カナダに近かったから、ケベックのフレンチと半々のイングリッシュだったのよ。
何年ぶりかしら。そうよ、13年ぶりにハーバードを思い出したわ。バルセロナに来て、ケベックのフレンチが使えるなんて。泣きたい位嬉しいのよ。」
大振袖のヘンな黒ん坊と手を組んでモンジュイックの森を歩きましたのよ。疲れなんて言いませんわ。結んだ手から熱い思いが伝わって来るのですもの。珠樹にもマリーにも、自由を感じる女が必要でしたのね。大男のガードが着いてね。

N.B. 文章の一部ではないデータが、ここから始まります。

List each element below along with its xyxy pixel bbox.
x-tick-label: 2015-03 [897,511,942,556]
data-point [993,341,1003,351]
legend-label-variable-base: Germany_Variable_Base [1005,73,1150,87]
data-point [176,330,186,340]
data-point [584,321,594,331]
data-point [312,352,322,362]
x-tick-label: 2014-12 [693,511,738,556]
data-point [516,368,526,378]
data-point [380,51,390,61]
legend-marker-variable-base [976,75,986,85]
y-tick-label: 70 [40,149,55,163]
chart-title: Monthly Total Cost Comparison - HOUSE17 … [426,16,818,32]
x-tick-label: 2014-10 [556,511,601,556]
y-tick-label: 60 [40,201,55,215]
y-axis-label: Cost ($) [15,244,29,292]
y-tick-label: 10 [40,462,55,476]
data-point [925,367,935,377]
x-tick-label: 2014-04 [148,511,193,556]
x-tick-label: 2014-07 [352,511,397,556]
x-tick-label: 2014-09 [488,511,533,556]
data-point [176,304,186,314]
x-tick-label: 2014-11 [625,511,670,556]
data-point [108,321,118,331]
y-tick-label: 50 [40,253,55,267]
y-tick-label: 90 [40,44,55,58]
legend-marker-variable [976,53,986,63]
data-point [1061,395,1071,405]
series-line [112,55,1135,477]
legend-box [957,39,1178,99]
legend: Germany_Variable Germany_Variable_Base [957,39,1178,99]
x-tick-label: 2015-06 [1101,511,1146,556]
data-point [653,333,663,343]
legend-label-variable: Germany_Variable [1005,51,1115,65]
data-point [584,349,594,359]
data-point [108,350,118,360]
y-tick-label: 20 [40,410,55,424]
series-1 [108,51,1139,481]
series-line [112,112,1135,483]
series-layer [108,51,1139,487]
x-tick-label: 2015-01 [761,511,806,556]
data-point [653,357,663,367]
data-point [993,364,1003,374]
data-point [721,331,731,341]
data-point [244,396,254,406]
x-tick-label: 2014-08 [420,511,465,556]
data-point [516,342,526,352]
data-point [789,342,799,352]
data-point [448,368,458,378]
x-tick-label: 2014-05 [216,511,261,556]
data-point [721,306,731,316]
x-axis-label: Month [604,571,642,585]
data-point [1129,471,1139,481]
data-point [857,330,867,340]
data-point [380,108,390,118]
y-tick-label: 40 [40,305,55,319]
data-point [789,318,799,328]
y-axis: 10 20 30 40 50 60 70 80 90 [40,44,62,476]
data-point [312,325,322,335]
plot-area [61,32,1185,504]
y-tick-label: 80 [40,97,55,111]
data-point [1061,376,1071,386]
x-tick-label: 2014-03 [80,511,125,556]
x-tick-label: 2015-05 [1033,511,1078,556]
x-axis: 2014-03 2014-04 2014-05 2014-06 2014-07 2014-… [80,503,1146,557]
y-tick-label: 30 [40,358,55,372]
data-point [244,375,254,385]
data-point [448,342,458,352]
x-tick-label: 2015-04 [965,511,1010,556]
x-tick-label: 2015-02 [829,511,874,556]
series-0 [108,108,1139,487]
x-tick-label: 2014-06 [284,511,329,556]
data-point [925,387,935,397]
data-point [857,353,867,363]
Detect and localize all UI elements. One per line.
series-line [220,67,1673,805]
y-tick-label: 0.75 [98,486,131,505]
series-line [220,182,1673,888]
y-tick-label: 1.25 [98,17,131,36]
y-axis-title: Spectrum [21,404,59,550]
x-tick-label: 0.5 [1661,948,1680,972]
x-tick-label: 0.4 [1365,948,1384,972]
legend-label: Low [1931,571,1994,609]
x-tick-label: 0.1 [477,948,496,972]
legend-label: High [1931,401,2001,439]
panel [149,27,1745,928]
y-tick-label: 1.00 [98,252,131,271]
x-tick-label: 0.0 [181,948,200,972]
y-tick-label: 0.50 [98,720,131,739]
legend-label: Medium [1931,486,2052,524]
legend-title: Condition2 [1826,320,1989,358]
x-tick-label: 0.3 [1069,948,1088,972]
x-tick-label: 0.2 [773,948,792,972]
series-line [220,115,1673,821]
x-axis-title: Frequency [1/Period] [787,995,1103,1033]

バルセロナ空港の査証に立ち会って下さったオージー大使館のお人が、護衛に着いて下さって居ましたのよ。流石にパルにはお入りに成りませんでしたが、お喋りが止まらないマリーと珠樹の後ろから彼と笑いながら着いて来て呉れましたのよ。
「 あんまり静か過ぎて拍子抜けでしょう。此のモンジュイックの森の外れから、ロープウエイでバルセロナの観光の顔とも言える港に出られるのよ。
ポルタル・デ・ラ・パウ広場に出るとコロンブスの塔が有るのよ。一度行ったけど、此処だけは観光のバルセロナとして警察の手も入って居ないから凄く危険なのよ。
見るのは明日にして、レイ・ファン・カルロスに行きましょう。」
流石にお疲れの様で、息が揚がってましたのよ。ウインクしたらすかさず彼に抱っこされましたの。解けた丸帯をオージー大使館のお人が抱えて、珠樹と並んでスペイン村から外に出てレイ・ファン・カルロスに向かいましたの。